MTX, effective in CrD but not UC, has a more rapid onset of action, usually 2–3 weeks, and is given in weekly doses, orally or intramuscularly. Most common side effect is nausea, while serious adverse events include bone marrow, liver, lung, and kidney toxicities. MTX is well known to cause fetal death and deformities.
5. Antibiotics—Metronidazole (15–30 mg/kg/d in three divided doses) and ciprofloxacin have been used to treat perianal CrD and bacterial overgrowth. Peripheral neuropathy may occur with prolonged use of metronidazole.
6. Biologicals—Infliximab, a chimeric monoclonal antibody against tumor necrosis factor-α (TNFα) is used for moderate to severe CrD and UC, and for fistulizing disease. Adalimumab and certolizumab are similar injectable agents. Recurrence of disease often occurs within 12 months of stopping therapy. Use of biologics is associated with risk for infusion reactions, injection site reactions, and increased risk for opportunistic infections and for malignancy. Rarely, hepatosplenic T-cell lymphoma is associated with use of biological with AZA/6MP.

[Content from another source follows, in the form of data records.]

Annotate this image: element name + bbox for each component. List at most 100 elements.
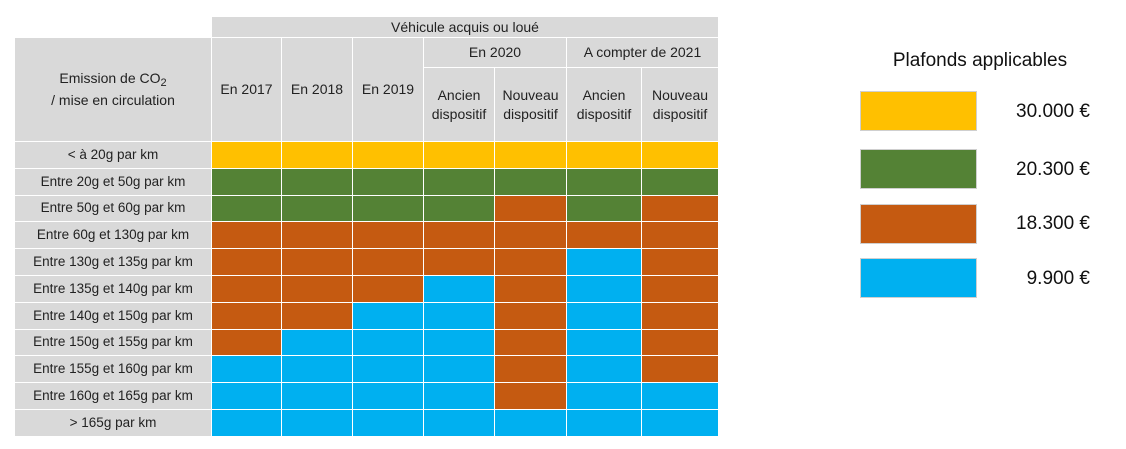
table-cell (212, 142, 282, 169)
row-label: Entre 20g et 50g par km (15, 169, 212, 196)
table-cell (282, 303, 353, 330)
table-cell (353, 169, 424, 196)
table-cell (495, 383, 567, 410)
header-2020-ancien-l1: Ancien (437, 86, 481, 103)
header-group-2021: A compter de 2021 (567, 38, 719, 68)
table-cell (495, 169, 567, 196)
table-cell (353, 196, 424, 222)
row-label: Entre 155g et 160g par km (15, 356, 212, 383)
row-label: Entre 60g et 130g par km (15, 222, 212, 249)
header-year-2017: En 2017 (212, 38, 282, 142)
table-cell (495, 356, 567, 383)
table-cell (642, 356, 719, 383)
table-cell (353, 383, 424, 410)
table-cell (353, 222, 424, 249)
header-2021-nouveau: Nouveau dispositif (642, 68, 719, 142)
table-cell (212, 303, 282, 330)
table-cell (282, 330, 353, 356)
table-cell (642, 249, 719, 276)
table-cell (567, 142, 642, 169)
table-cell (212, 169, 282, 196)
table-cell (212, 222, 282, 249)
table-cell (353, 276, 424, 303)
legend-value-18300: 18.300 € (1016, 213, 1090, 234)
table-cell (424, 142, 495, 169)
table-cell (353, 249, 424, 276)
table-cell (353, 142, 424, 169)
table-cell (282, 356, 353, 383)
table-cell (495, 222, 567, 249)
table-cell (212, 196, 282, 222)
table-cell (212, 383, 282, 410)
header-2020-ancien: Ancien dispositif (424, 68, 495, 142)
table-cell (282, 410, 353, 437)
legend-swatch-18300 (860, 204, 977, 244)
table-cell (424, 196, 495, 222)
table-cell (353, 330, 424, 356)
table-cell (495, 303, 567, 330)
table-cell (495, 276, 567, 303)
row-label: Entre 140g et 150g par km (15, 303, 212, 330)
header-group-2020: En 2020 (424, 38, 567, 68)
header-2020-ancien-l2: dispositif (431, 105, 487, 122)
table-cell (282, 383, 353, 410)
row-label: < à 20g par km (15, 142, 212, 169)
table-cell (212, 356, 282, 383)
legend-value-30000: 30.000 € (1016, 101, 1090, 122)
legend-swatch-9900 (860, 258, 977, 298)
table-cell (567, 276, 642, 303)
legend-swatch-30000 (860, 91, 977, 131)
legend-title: Plafonds applicables (892, 50, 1068, 71)
table-cell (642, 330, 719, 356)
table-cell (424, 249, 495, 276)
table-cell (353, 356, 424, 383)
table-cell (424, 330, 495, 356)
table-cell (282, 142, 353, 169)
row-label: Entre 150g et 155g par km (15, 330, 212, 356)
row-label: Entre 160g et 165g par km (15, 383, 212, 410)
header-2021-ancien-l2: dispositif (576, 105, 632, 122)
table-cell (495, 410, 567, 437)
table-cell (567, 303, 642, 330)
table-cell (212, 249, 282, 276)
table-cell (567, 383, 642, 410)
table-cell (212, 410, 282, 437)
table-cell (642, 276, 719, 303)
table-cell (282, 249, 353, 276)
table-cell (642, 169, 719, 196)
table-cell (567, 410, 642, 437)
table-cell (353, 303, 424, 330)
header-emission: Emission de CO2 / mise en circulation (15, 38, 212, 142)
header-emission-line2: / mise en circulation (51, 91, 175, 108)
table-cell (424, 356, 495, 383)
table-cell (567, 249, 642, 276)
table-cell (495, 249, 567, 276)
table-cell (282, 169, 353, 196)
row-label: Entre 50g et 60g par km (15, 196, 212, 222)
header-2021-nouveau-l1: Nouveau (651, 86, 709, 103)
header-emission-line1: Emission de CO2 (59, 70, 167, 90)
table-cell (212, 330, 282, 356)
header-year-2019: En 2019 (353, 38, 424, 142)
table-cell (282, 196, 353, 222)
table-cell (495, 142, 567, 169)
table-cell (567, 169, 642, 196)
table-cell (642, 410, 719, 437)
table-cell (282, 222, 353, 249)
header-2021-nouveau-l2: dispositif (652, 105, 708, 122)
table-cell (424, 222, 495, 249)
header-2020-nouveau-l1: Nouveau (502, 86, 559, 103)
row-label: Entre 130g et 135g par km (15, 249, 212, 276)
table-cell (424, 383, 495, 410)
table-cell (495, 330, 567, 356)
table-cell (567, 330, 642, 356)
row-label: > 165g par km (15, 410, 212, 437)
header-vehicule: Véhicule acquis ou loué (212, 17, 719, 38)
row-label: Entre 135g et 140g par km (15, 276, 212, 303)
header-2021-ancien: Ancien dispositif (567, 68, 642, 142)
table-cell (424, 410, 495, 437)
legend-value-9900: 9.900 € (1026, 268, 1090, 289)
table-cell (424, 276, 495, 303)
header-year-2018: En 2018 (282, 38, 353, 142)
table-cell (642, 303, 719, 330)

7. Other agents—Cyclosporine or tacrolimus may be used as a “bridge” to more definitive therapy (such as colectomy for UC). Thalidomide has been used, especially in patients with oral and vaginal ulcers secondary to CrD, but is a known teratogen. Probiotics and prebiotics are frequently used but with very limited data on efficacy.

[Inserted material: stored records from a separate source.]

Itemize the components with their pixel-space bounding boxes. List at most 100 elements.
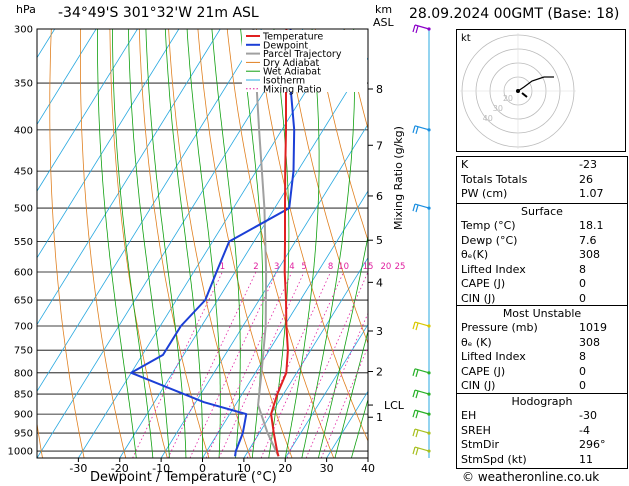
pressure-tick-label: 500: [14, 204, 33, 215]
wind-barb: [412, 321, 431, 331]
stat-value: 0: [579, 379, 586, 392]
km-tick-label: 3: [376, 325, 383, 338]
wind-barb: [412, 24, 431, 34]
stat-row: Dewp (°C) 7.6: [457, 234, 627, 249]
stat-label: PW (cm): [461, 187, 508, 200]
stat-label: θₑ(K): [461, 248, 489, 261]
isotherm-line: [37, 29, 221, 326]
stat-row: K -23: [457, 158, 627, 173]
stat-row: θₑ(K) 308: [457, 248, 627, 263]
pressure-tick-label: 850: [14, 390, 33, 401]
wind-barb: [412, 125, 431, 135]
dry-adiabat-line: [49, 29, 85, 458]
isotherm-line: [37, 29, 97, 126]
stat-value: 8: [579, 350, 586, 363]
mixing-ratio-label: 10: [338, 262, 349, 272]
x-tick-label: 30: [320, 462, 334, 475]
stat-row: SREH -4: [457, 424, 627, 439]
stat-value: 308: [579, 248, 600, 261]
stat-label: Lifted Index: [461, 262, 526, 276]
stat-value: 308: [579, 335, 600, 349]
km-tick-label: 6: [376, 190, 383, 203]
isotherm-line: [202, 190, 368, 458]
mixing-ratio-label: 3: [274, 262, 279, 272]
dry-adiabat-line: [256, 29, 368, 443]
copyright-footer: © weatheronline.co.uk: [462, 470, 600, 484]
isotherm-line: [78, 29, 345, 458]
x-tick-label: -10: [152, 462, 170, 475]
dry-adiabat-line: [314, 29, 368, 242]
y-axis-right-label: Mixing Ratio (g/kg): [392, 126, 405, 230]
km-tick-label: 8: [376, 83, 383, 96]
stat-value: 0: [579, 364, 586, 378]
temperature-line: [270, 29, 289, 457]
pressure-tick-label: 900: [14, 410, 33, 421]
hodograph-unit-label: kt: [461, 33, 471, 44]
mixing-ratio-line: [246, 271, 331, 458]
stat-row: Pressure (mb) 1019: [457, 321, 627, 336]
stat-label: Temp (°C): [461, 219, 516, 232]
x-tick-label: 40: [361, 462, 375, 475]
stat-value: -4: [579, 423, 590, 437]
dry-adiabat-line: [80, 29, 127, 458]
stat-value: 26: [579, 172, 593, 186]
dry-adiabat-line: [168, 29, 251, 458]
mixing-ratio-line: [205, 271, 293, 458]
stat-label: Totals Totals: [461, 172, 528, 186]
pressure-tick-label: 400: [14, 125, 33, 136]
hodograph-ring-label: 20: [503, 94, 513, 103]
hodograph-ring-label: 30: [493, 104, 503, 113]
isotherm-line: [37, 29, 262, 393]
parcel-trajectory-line: [252, 29, 280, 457]
isotherm-line: [243, 257, 368, 458]
dewpoint-line: [130, 29, 296, 457]
stat-row: PW (cm) 1.07: [457, 187, 627, 202]
wet-adiabat-line: [284, 29, 320, 458]
stat-row: CAPE (J) 0: [457, 277, 627, 292]
mixing-ratio-label: 5: [301, 262, 306, 272]
pressure-tick-label: 600: [14, 267, 33, 278]
wind-barb: [412, 203, 431, 213]
wet-adiabat-line: [128, 29, 170, 458]
x-tick-label: 10: [237, 462, 251, 475]
location-title: -34°49'S 301°32'W 21m ASL: [58, 5, 259, 21]
stat-value: 7.6: [579, 233, 597, 247]
x-tick-label: 20: [278, 462, 292, 475]
mixing-ratio-line: [167, 271, 257, 458]
most-unstable-panel: Most Unstable Pressure (mb) 1019 θₑ (K) 308…: [456, 305, 628, 395]
wet-adiabat-line: [351, 398, 368, 458]
stat-value: 0: [579, 291, 586, 305]
isotherm-line: [284, 323, 368, 458]
mixing-ratio-line: [260, 271, 344, 458]
x-tick-label: -30: [69, 462, 87, 475]
km-tick-label: 4: [376, 276, 383, 289]
mixing-ratio-label: 2: [253, 262, 258, 272]
hpa-label: hPa: [16, 3, 36, 16]
wet-adiabat-line: [145, 29, 187, 458]
km-tick-label: LCL: [384, 399, 405, 412]
km-tick-label: 1: [376, 411, 383, 424]
stat-row: Temp (°C) 18.1: [457, 219, 627, 234]
stat-label: CAPE (J): [461, 277, 506, 290]
mixing-ratio-line: [218, 271, 305, 458]
stat-value: -23: [579, 158, 597, 171]
mixing-ratio-label: 20: [380, 262, 391, 272]
legend-entry: Parcel Trajectory: [263, 49, 342, 60]
stat-label: SREH: [461, 423, 491, 437]
surface-panel: Surface Temp (°C) 18.1 Dewp (°C) 7.6 θₑ(K) 30…: [456, 203, 628, 307]
stat-value: 11: [579, 452, 593, 466]
hodograph-table-panel: Hodograph EH -30 SREH -4 StmDir 296° StmSpd (k…: [456, 393, 628, 469]
pressure-tick-label: 350: [14, 79, 33, 90]
mixing-ratio-line: [286, 271, 368, 458]
stat-label: CAPE (J): [461, 364, 506, 378]
stat-row: CAPE (J) 0: [457, 365, 627, 380]
legend-entry: Dewpoint: [263, 40, 308, 51]
stat-label: StmDir: [461, 438, 500, 451]
mixing-ratio-line: [189, 271, 278, 458]
isotherm-line: [160, 123, 368, 458]
pressure-tick-label: 650: [14, 296, 33, 307]
x-tick-label: -20: [111, 462, 129, 475]
legend-box: [242, 30, 367, 92]
stat-row: StmSpd (kt) 11: [457, 453, 627, 468]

8. Surveillance—After 7–8 years of colitis, cancer screening with routine colonoscopy and multiple biopsies is recommended. Persistent metaplasia, aneuploidy, or dysplasia indicates need for colectomy.
B. Surgical Treatment
1. Crohn disease—Ileocecal resection is the most common surgery but is not curative. Indications for surgery in CrD include stricture, obstruction, uncontrollable bleeding, perforation, abscess, fistula, and failure of medical management. Up to 50% of patients with CrD eventually require a surgical procedure, and repeated surgery is common.

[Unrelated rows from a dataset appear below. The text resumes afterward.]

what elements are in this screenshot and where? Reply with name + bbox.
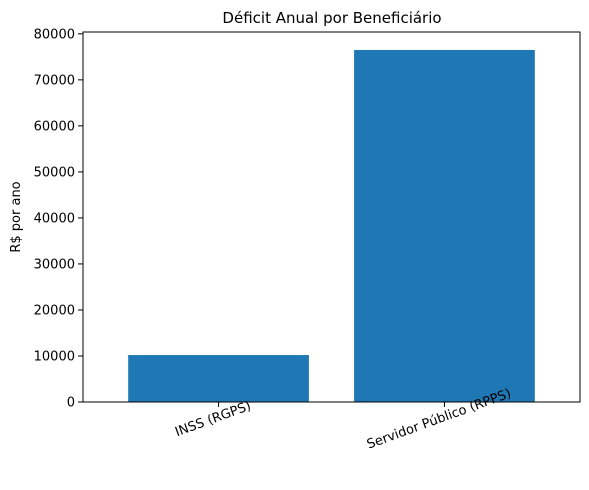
y-tick-label-6: 60000 [34,119,75,134]
x-tick-label-0: INSS (RGPS) [173,399,253,440]
y-tick-label-3: 30000 [34,257,75,272]
bar-1 [354,49,535,402]
plot-area: 0 10000 20000 30000 40000 50000 60000 70000 8000… [34,27,581,453]
y-axis-label: R$ por ano [9,181,24,252]
bar-0 [128,355,309,402]
y-tick-label-1: 10000 [34,349,75,364]
y-tick-label-8: 80000 [34,27,75,42]
y-tick-label-0: 0 [67,396,75,411]
bars-layer [128,49,535,402]
y-tick-label-5: 50000 [34,165,75,180]
y-tick-label-4: 40000 [34,211,75,226]
y-tick-label-7: 70000 [34,73,75,88]
y-tick-label-2: 20000 [34,303,75,318]
plot-frame [82,31,581,403]
y-axis: 0 10000 20000 30000 40000 50000 60000 70000 8000… [34,27,83,411]
chart-title: Déficit Anual por Beneficiário [222,9,441,27]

2. Ulcerative colitis—Total colectomy is curative and is recommended for patients with steroid dependence or steroid resistance, uncontrolled hemorrhage, toxic megacolon, high-grade dysplasia, or malignant tumors. Colectomy may also be performed for prevention of colorectal cancer after 7–8 years of disease. Colectomy usually requires a temporary ileostomy with J-pouch formation. After ileostomy takedown, pouchitis develops in up to 25% of patients, manifested by diarrhea and cramping, but it usually responds to metronidazole or ciprofloxacin. Liver disease associated with UC (sclerosing cholangitis) is not improved by colectomy.
The ImproveCareNow network develops collaborative, data-driven improvements in the health of children with IBD. Remission rates have increased to greater than 75%.